What first raised the hackles of Summers’s critics were the rankings he offered of possible explanations for women’s under-representation in the sciences. As was widely reported, Summers ranked them as 1) social factors involving the bearing and raising of children, 2) possible biological and genetic differences between men and women that accounted for different aptitudes, and 3) discrimination in the hiring process. Some critics were especially appalled that Summers ranked genetic variation as likely more important than gender bias in accounting for the fact that, as a group, the men’s test scores in math and science are more widely distributed than those of women. The transcript confirms all this, but it also reveals something his critics neglected to mention: Summers’s commitment to alleviating the social factors that discourage women from applying for prominent jobs in academic science.

Summers begins with the revolutionary idea (for a university administrator) that universities should work harder to accommodate those women (and few men) who find that academia’s 80-hour work weeks make raising children impossible. "Issues around child care, issues around extending tenure clocks, issues around providing family benefits, are enormously important," he says. He mentions that Harvard faculty members with kids in college get, through an interest-free loan, a subsidy of about $9000 — but points out that "if you have a six-year-old, we give you nothing." With regard to eliminating gender discrimination in the faculty-hiring process, Summers is equally forthright: searches for candidates for faculty positions, he says, have to be done carefully in order to avoid "that pattern of choosing people like yourself." Badly conceived faculty searches, he also says, run the risk that people hired for their talents are "made to feel or ... [are] being seen by others as having been hired for some other reason." Above all, he argues, female faculty should be reassured that they’ve been hired for their minds, rather than to meet gender quotas.

Summers indicates from the beginning that he doesn’t want to give "an institutional talk about Harvard’s policies toward diversity," but rather to deliver "some attempts at provocation." That, in part, explains why the speech was given off the record; had it not been, his comments wouldn’t have been as extraordinarily free-ranging and frank. He dared to venture into the thickets of academic gender politics and focus his audience on the need to determine real facts and real causes in order to devise real solutions.

Harvard economics professor Edward L. Glaeser, writing an op-ed on February 18 in the Harvard Crimson, sums up the Summers controversy as a conflict over two opposing visions of a university president: "a pleasant figurehead who presides over a growing endowment and speaks donation-related platitudes" versus "an active intellectual, someone who participates fully in the scholarly life, engages in academic debates, and sometimes even throws out hypotheses that are wrong." The latter model, concludes Glaeser, is better than "a fund-raising bureaucrat who protects himself from error by avoiding intellectual discourse."

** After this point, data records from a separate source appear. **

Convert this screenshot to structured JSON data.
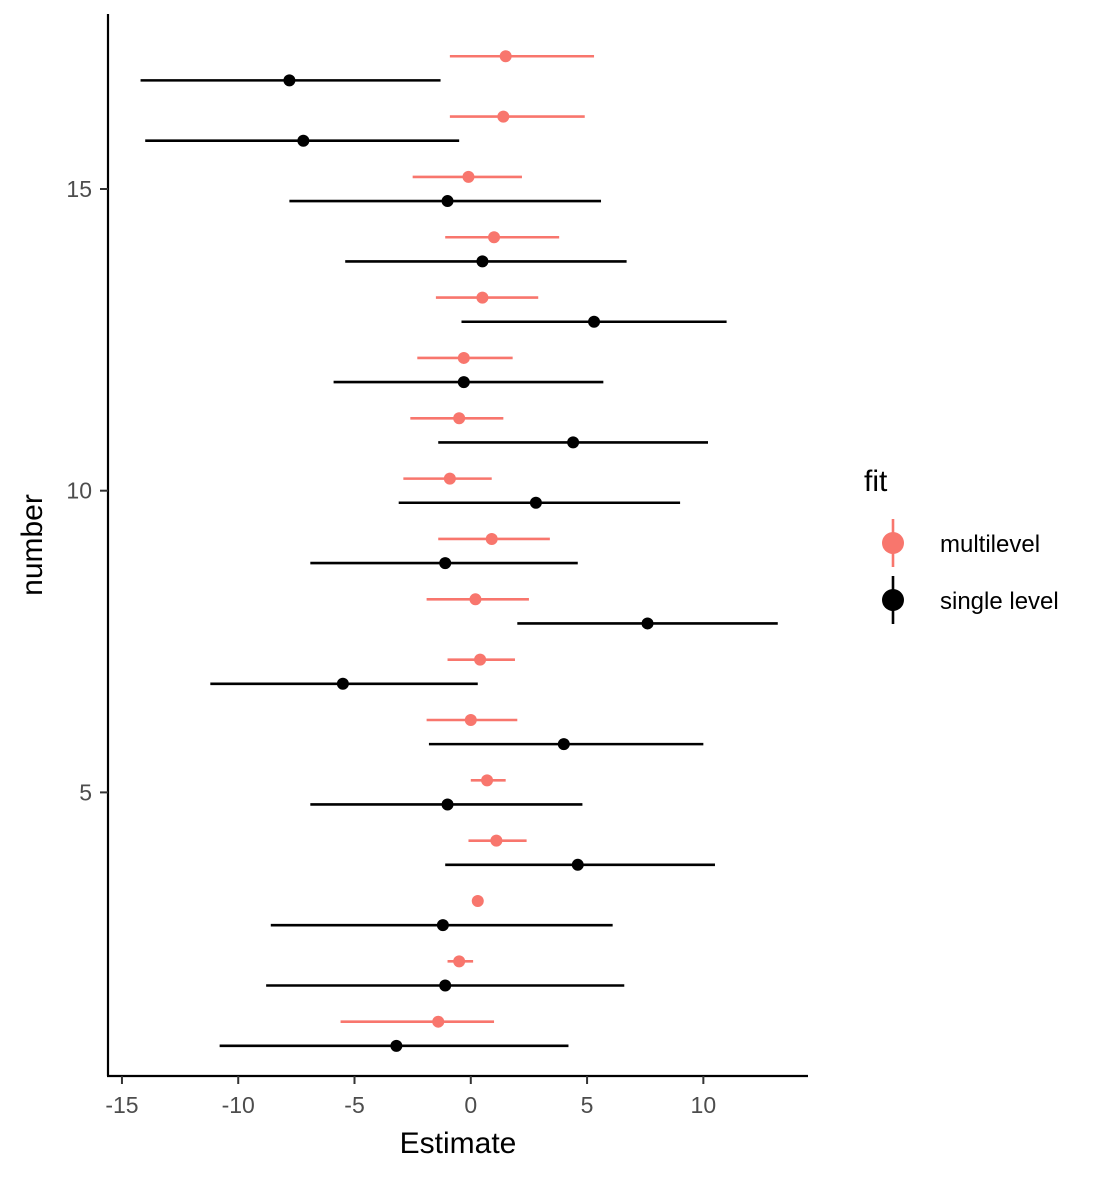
{
  "chart_data": {
    "type": "scatter",
    "xlabel": "Estimate",
    "ylabel": "number",
    "xlim": [
      -15.6,
      14.5
    ],
    "ylim": [
      0.3,
      17.9
    ],
    "x_ticks": [
      -15,
      -10,
      -5,
      0,
      5,
      10
    ],
    "x_tick_labels": [
      "-15",
      "-10",
      "-5",
      "0",
      "5",
      "10"
    ],
    "y_ticks": [
      5,
      10,
      15
    ],
    "y_tick_labels": [
      "5",
      "10",
      "15"
    ],
    "grid": false,
    "legend": {
      "title": "fit",
      "position": "right",
      "entries": [
        {
          "label": "multilevel",
          "color": "#F8766D"
        },
        {
          "label": "single level",
          "color": "#000000"
        }
      ]
    },
    "offset": 0.2,
    "series": [
      {
        "name": "multilevel",
        "color": "#F8766D",
        "points": [
          {
            "number": 1,
            "estimate": -1.4,
            "lower": -5.6,
            "upper": 1.0
          },
          {
            "number": 2,
            "estimate": -0.5,
            "lower": -1.0,
            "upper": 0.1
          },
          {
            "number": 3,
            "estimate": 0.3,
            "lower": 0.2,
            "upper": 0.4
          },
          {
            "number": 4,
            "estimate": 1.1,
            "lower": -0.1,
            "upper": 2.4
          },
          {
            "number": 5,
            "estimate": 0.7,
            "lower": 0.0,
            "upper": 1.5
          },
          {
            "number": 6,
            "estimate": 0.0,
            "lower": -1.9,
            "upper": 2.0
          },
          {
            "number": 7,
            "estimate": 0.4,
            "lower": -1.0,
            "upper": 1.9
          },
          {
            "number": 8,
            "estimate": 0.2,
            "lower": -1.9,
            "upper": 2.5
          },
          {
            "number": 9,
            "estimate": 0.9,
            "lower": -1.4,
            "upper": 3.4
          },
          {
            "number": 10,
            "estimate": -0.9,
            "lower": -2.9,
            "upper": 0.9
          },
          {
            "number": 11,
            "estimate": -0.5,
            "lower": -2.6,
            "upper": 1.4
          },
          {
            "number": 12,
            "estimate": -0.3,
            "lower": -2.3,
            "upper": 1.8
          },
          {
            "number": 13,
            "estimate": 0.5,
            "lower": -1.5,
            "upper": 2.9
          },
          {
            "number": 14,
            "estimate": 1.0,
            "lower": -1.1,
            "upper": 3.8
          },
          {
            "number": 15,
            "estimate": -0.1,
            "lower": -2.5,
            "upper": 2.2
          },
          {
            "number": 16,
            "estimate": 1.4,
            "lower": -0.9,
            "upper": 4.9
          },
          {
            "number": 17,
            "estimate": 1.5,
            "lower": -0.9,
            "upper": 5.3
          }
        ]
      },
      {
        "name": "single level",
        "color": "#000000",
        "points": [
          {
            "number": 1,
            "estimate": -3.2,
            "lower": -10.8,
            "upper": 4.2
          },
          {
            "number": 2,
            "estimate": -1.1,
            "lower": -8.8,
            "upper": 6.6
          },
          {
            "number": 3,
            "estimate": -1.2,
            "lower": -8.6,
            "upper": 6.1
          },
          {
            "number": 4,
            "estimate": 4.6,
            "lower": -1.1,
            "upper": 10.5
          },
          {
            "number": 5,
            "estimate": -1.0,
            "lower": -6.9,
            "upper": 4.8
          },
          {
            "number": 6,
            "estimate": 4.0,
            "lower": -1.8,
            "upper": 10.0
          },
          {
            "number": 7,
            "estimate": -5.5,
            "lower": -11.2,
            "upper": 0.3
          },
          {
            "number": 8,
            "estimate": 7.6,
            "lower": 2.0,
            "upper": 13.2
          },
          {
            "number": 9,
            "estimate": -1.1,
            "lower": -6.9,
            "upper": 4.6
          },
          {
            "number": 10,
            "estimate": 2.8,
            "lower": -3.1,
            "upper": 9.0
          },
          {
            "number": 11,
            "estimate": 4.4,
            "lower": -1.4,
            "upper": 10.2
          },
          {
            "number": 12,
            "estimate": -0.3,
            "lower": -5.9,
            "upper": 5.7
          },
          {
            "number": 13,
            "estimate": 5.3,
            "lower": -0.4,
            "upper": 11.0
          },
          {
            "number": 14,
            "estimate": 0.5,
            "lower": -5.4,
            "upper": 6.7
          },
          {
            "number": 15,
            "estimate": -1.0,
            "lower": -7.8,
            "upper": 5.6
          },
          {
            "number": 16,
            "estimate": -7.2,
            "lower": -14.0,
            "upper": -0.5
          },
          {
            "number": 17,
            "estimate": -7.8,
            "lower": -14.2,
            "upper": -1.3
          }
        ]
      }
    ]
  }
}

This is the central point in the controversy. Summers’s critics piled on because he spoke frankly on a topic in which certain points of view had long ago been ruled off-limits by a highly politicized arts-and-sciences faculty accustomed to running the show and establishing the orthodoxies. Whether Summers has the guts to continue the search for truth and for real solutions remains to be seen. It all depends on whether he can regain his footing and stop apologizing for being what university presidents should be, but rarely are.